April 28, 2016, Hotel Monaco, Pittsburgh, PA
Waldron hosted Pittsburgh’s next generation of business owners, inheritors and professionals at a town hall meeting moderated by Mike McGrann and Jonathan Habbershon of The Telos Group, a consulting firm specializing in developing the mindsets and capabilities of families to create wealth across many generations. Guests mingled with their peers during a pre-event cocktail hour, then participated in the town hall. The focus of the interactive discussion was educating our under 40 audience about the multiple perspectives in play when discussing potentially uncomfortable topics with parents and other family members, like business succession planning and inheritance structures. Guests were encouraged to share their concerns and challenges with the moderators, who applied their 40 years of collective knowledge to attendees’ particular concerns while educating the group about some of the counter intuitive complexities involved, and providing tools and knowledge to employ within their own specific family situations.
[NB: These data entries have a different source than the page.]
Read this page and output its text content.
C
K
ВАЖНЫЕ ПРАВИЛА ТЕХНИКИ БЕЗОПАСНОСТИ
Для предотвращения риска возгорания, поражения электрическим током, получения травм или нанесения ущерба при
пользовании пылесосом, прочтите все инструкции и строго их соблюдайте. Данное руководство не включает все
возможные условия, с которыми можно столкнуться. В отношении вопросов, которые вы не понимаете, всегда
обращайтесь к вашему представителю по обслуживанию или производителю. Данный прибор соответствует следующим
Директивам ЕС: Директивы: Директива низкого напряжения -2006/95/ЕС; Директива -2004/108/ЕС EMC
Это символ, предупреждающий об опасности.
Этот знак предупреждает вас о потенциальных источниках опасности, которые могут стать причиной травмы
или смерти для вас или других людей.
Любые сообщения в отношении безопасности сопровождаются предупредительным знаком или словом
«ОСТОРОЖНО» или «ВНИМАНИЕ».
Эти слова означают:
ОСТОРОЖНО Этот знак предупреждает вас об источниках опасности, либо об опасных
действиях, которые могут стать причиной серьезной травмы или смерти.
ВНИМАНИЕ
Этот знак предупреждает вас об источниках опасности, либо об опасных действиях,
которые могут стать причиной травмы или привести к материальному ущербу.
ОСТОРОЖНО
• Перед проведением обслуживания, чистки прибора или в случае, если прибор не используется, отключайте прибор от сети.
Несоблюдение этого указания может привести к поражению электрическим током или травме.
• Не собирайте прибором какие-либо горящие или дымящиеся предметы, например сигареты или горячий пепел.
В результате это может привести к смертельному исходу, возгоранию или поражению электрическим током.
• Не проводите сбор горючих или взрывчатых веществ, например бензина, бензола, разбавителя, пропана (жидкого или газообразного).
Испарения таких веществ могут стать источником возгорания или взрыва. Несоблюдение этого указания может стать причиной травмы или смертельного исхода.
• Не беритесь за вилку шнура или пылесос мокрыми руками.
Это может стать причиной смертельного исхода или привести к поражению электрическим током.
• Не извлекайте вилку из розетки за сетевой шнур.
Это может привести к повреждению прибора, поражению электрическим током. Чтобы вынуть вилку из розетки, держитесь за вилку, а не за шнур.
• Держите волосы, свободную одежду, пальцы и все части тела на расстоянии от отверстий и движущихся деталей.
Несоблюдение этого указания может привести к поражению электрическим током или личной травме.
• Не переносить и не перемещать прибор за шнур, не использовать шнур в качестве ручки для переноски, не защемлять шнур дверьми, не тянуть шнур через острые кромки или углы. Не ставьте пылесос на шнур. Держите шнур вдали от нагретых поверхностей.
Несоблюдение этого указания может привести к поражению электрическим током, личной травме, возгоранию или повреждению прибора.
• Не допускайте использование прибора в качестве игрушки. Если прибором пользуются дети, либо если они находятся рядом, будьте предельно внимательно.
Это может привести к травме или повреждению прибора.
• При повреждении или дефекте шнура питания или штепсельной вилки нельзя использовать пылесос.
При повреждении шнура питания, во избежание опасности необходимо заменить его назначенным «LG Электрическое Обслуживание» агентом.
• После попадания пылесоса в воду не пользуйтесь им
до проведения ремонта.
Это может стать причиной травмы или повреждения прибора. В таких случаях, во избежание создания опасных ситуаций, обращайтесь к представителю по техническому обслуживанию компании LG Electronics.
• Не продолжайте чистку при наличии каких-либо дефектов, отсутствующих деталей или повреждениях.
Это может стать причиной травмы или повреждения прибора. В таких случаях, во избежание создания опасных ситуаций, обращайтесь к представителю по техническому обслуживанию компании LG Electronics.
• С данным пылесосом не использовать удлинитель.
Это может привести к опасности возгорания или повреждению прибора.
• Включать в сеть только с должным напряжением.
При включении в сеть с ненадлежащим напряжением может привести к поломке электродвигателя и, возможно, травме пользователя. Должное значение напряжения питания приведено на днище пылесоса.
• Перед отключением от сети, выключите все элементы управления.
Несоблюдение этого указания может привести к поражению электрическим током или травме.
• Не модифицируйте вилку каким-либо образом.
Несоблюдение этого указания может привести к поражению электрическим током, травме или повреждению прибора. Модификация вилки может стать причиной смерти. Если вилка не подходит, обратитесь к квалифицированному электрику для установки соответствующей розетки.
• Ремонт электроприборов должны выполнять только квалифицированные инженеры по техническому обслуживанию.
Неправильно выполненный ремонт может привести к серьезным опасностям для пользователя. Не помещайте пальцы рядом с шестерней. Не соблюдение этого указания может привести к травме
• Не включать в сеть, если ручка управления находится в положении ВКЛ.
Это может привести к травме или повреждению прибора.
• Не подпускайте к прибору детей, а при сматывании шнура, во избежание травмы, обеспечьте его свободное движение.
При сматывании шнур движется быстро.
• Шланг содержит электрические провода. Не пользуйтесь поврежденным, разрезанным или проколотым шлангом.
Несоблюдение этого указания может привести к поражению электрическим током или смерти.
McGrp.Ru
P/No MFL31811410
To kick off the event, the presenters discussed the implicit and explicit expectations both children and parents have about their particular roles within their family, or within the family business. If a child moves his or her family back to the region where the family business operates, and commits years of service to that business, do they have a right to expect that one day they will take it over? Can the parent reasonably expect that the child will follow an appropriate development path, including the education and training which they consider necessary to run the business, before they cede control? Many of the obstacles that family members face when broaching these sensitive topics were examined to provide understanding from both perspectives, including the identity issues which can arise when a business owner steps away from a business that has defined him or herself for so many years, and mortality.
The second major topic was how can one change the structure of the relationship from that of parent and child to one of peership? Mike and Jonathan discussed a variety of methods that might be employed to establish a more level playing field, and to update the dynamics between generations, while maintaining respectful boundaries. When broaching the topic of inheritance or succession planning with a parent, a child can establish a level of trust by intentionally establishing boundaries at the outset, by expressing that while they would like to have a voice in the conversation, they understand a voice is not the same as a vote. This can diffuse some of the apprehension both parties might feel by clearly indicating that they are not suggesting putting the cart in front of the horse. Another suggestion for opening the lines of communication could be simply asking a parent what they want their legacy to be. By acknowledging the hard work they have put in, and the success they have achieved, the conversation is framed in a positive way, and may open some doors which had previously remained uncomfortably shut. Children may also considering asking a parent what are some issues that they, as parents themselves, should be aware of when raising their children? A key element of the conversation is understanding that a legacy can live on long after a parent has passed, and that by discussing and defining specific goals, both parent and child may find themselves working together as peers to achieve them.
Goal Setting for a family or a Family Business
The final portion of the session focused on the critical importance of setting goals for a family or a family business. The example discussed was that of a family who ran a successful business, with all six children working in one capacity or another within it. One child worked exceptionally hard, and sought out the appropriate education and training to assume a senior management position, while another, taking an equal paycheck as the first, focused his energy almost exclusively on playing golf. When the parents had passed on, the children learned that no succession plan had been put in place. Predictably, the children disagreed about what the new structure of the company should be, who should be the new CEO and who should be fired. Lawyers were gainfully employed for years as the children fought and the company crumbled around them. The lesson here was quite simple – while discussing the topics of mortality, or the restructuring of a business after a parent has stepped down may seem daunting, the alternative will almost certainly be worse.